Birde yarın OYAK yönetimi, kazara yetkisizlik olursa “Ey Recep Özhan. Madem yetkisizlik ortamı oluştu o halde az işçiyle çok iş düzenini oluştur ve İsdemir’de belli oranda işçi çıkar” derse Genel Müdür Recep bey bu direktife direnebilir mi? Direnemez… Direnirse, kendisinin İsdemir’le ilişkisinin kesileceğini bilir. Dolayısıyla İsdemir’de işten çıkartmaları istemeye istemeye yapar, diğer yandan da “Ne yapayım kardeşim. Bana kalsa kimseyi işten çıkartmak ve sözümü yemek istemem ama yapacak bir şeyim yok. Sonuçta ben de işimden olmamalıyım. Bana bu talimatı verenler de benim üst düzey yöneticilerim. Onların talimat ve isteklerini yerine getirmeliyim” diye konuşabilir…

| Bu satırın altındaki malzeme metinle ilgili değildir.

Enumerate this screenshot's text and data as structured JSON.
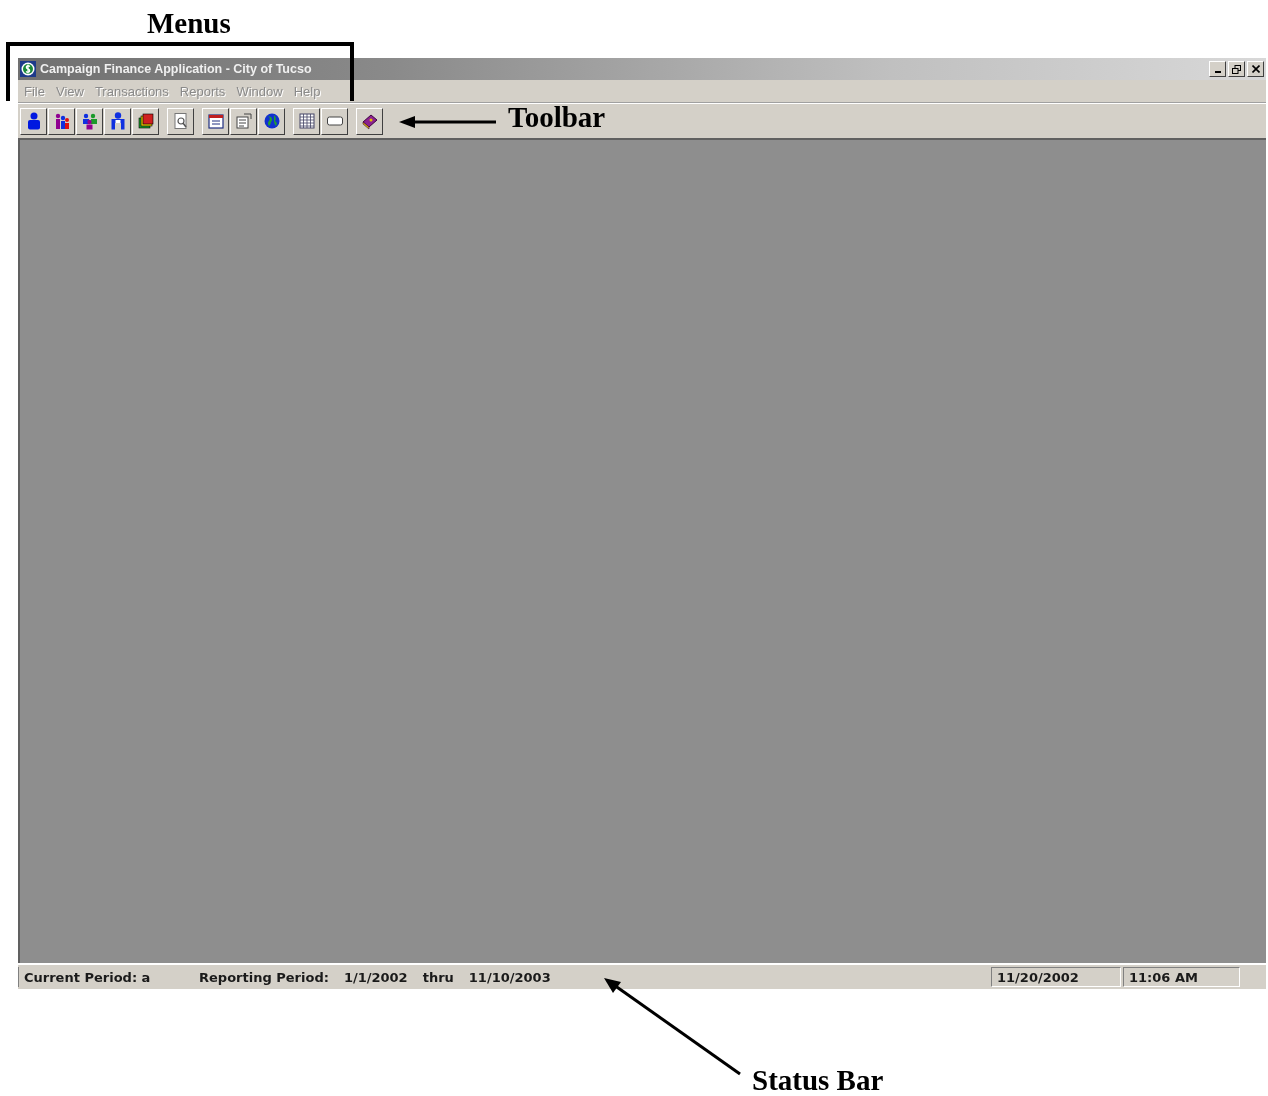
{
  "callouts": {
    "menus": "Menus",
    "toolbar": "Toolbar",
    "status_bar": "Status Bar"
  },
  "window": {
    "title": "Campaign Finance Application - City of Tucso",
    "active": false
  },
  "menu_bar": [
    {
      "label": "File",
      "disabled": true
    },
    {
      "label": "View",
      "disabled": true
    },
    {
      "label": "Transactions",
      "disabled": true
    },
    {
      "label": "Reports",
      "disabled": true
    },
    {
      "label": "Window",
      "disabled": true
    },
    {
      "label": "Help",
      "disabled": true
    }
  ],
  "status_bar": {
    "current_period": "Current Period: a",
    "reporting_period_label": "Reporting Period:",
    "period_start": "1/1/2002",
    "thru": "thru",
    "period_end": "11/10/2003",
    "date": "11/20/2002",
    "time": "11:06 AM"
  }
}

*Çelik-İş olası tehlikeyi işaret ediyor, diğeri tozpembe tablo çiziyor
Görüldüğü üzere olası tehlikelere karşı Çelik-İş, işçiyi uyaran ve uyandıran bir tablo çizmekte diğer sendika ise işçiye tozpembe bir tablo çizmektedir. Çelik-İş’in işçinin mağduriyetini önleme gayretine “çırpınış ve telaş” denmekte, felakete adım adım götürülen işçiye ise ”zaferiniz hayırlı olsun” türünden laflar edilmektedir. (Bu nasıl zaferse ?!) Buradan yazıyorum. İşten çıkartılma durumu, mağdur olacak işçiye değil sadece işletmesinden işçi çıkartan ve kasasından daha az işçi maaşı ödeyecek olan işverene zafer olur. Dolayısıyla emekçi kardeşlerimiz, Çelik-İş Sendikası’nın muhtemel tehlikeleri işaret eden ikaz, öneri ve yol gösteren söylemlerine kulak vermelidir. Dinlersin, Allah’ın verdiği beyinle de düşünür, durum analizi yapar, sonra kendin ve ailenin geleceği için en doğru kararı verirsin…
*Çırpınış, göz göre göre felakete sürüklenen emekçileri koruma çırpınışıdır
Elbette ortada bir telaş ve çırpınış vardır. Bu telaş ve çırpınış Çelik-İş Sendikası yetkilileri ve Çelik-İş üyesi işçiler tarafından karşı sendikaya geçip yetkisizliğe yani felakete koşan arkadaşlarını mağduriyetten, zor günlerden, ekonomik sıkıntıdan, hak ve hukuksuzluktan, sahipsizlikten ve işten atılmalarını önleme gayretidir. Yetkisizliği önemsemez görünen karşı sendikanın yöneticileri ile onların dışardan çanak tutucuları yarın işçiler, yokluk, zorluk ve çaresizlik içinde kıvranırken, onlar ortalarda pek görünmeyecek ve anılan arkadaşlara her an ulaşmak pek mümkün olmayacaktır. Özetle işçi kardeşim kaderiyle baş başa kalacaktır…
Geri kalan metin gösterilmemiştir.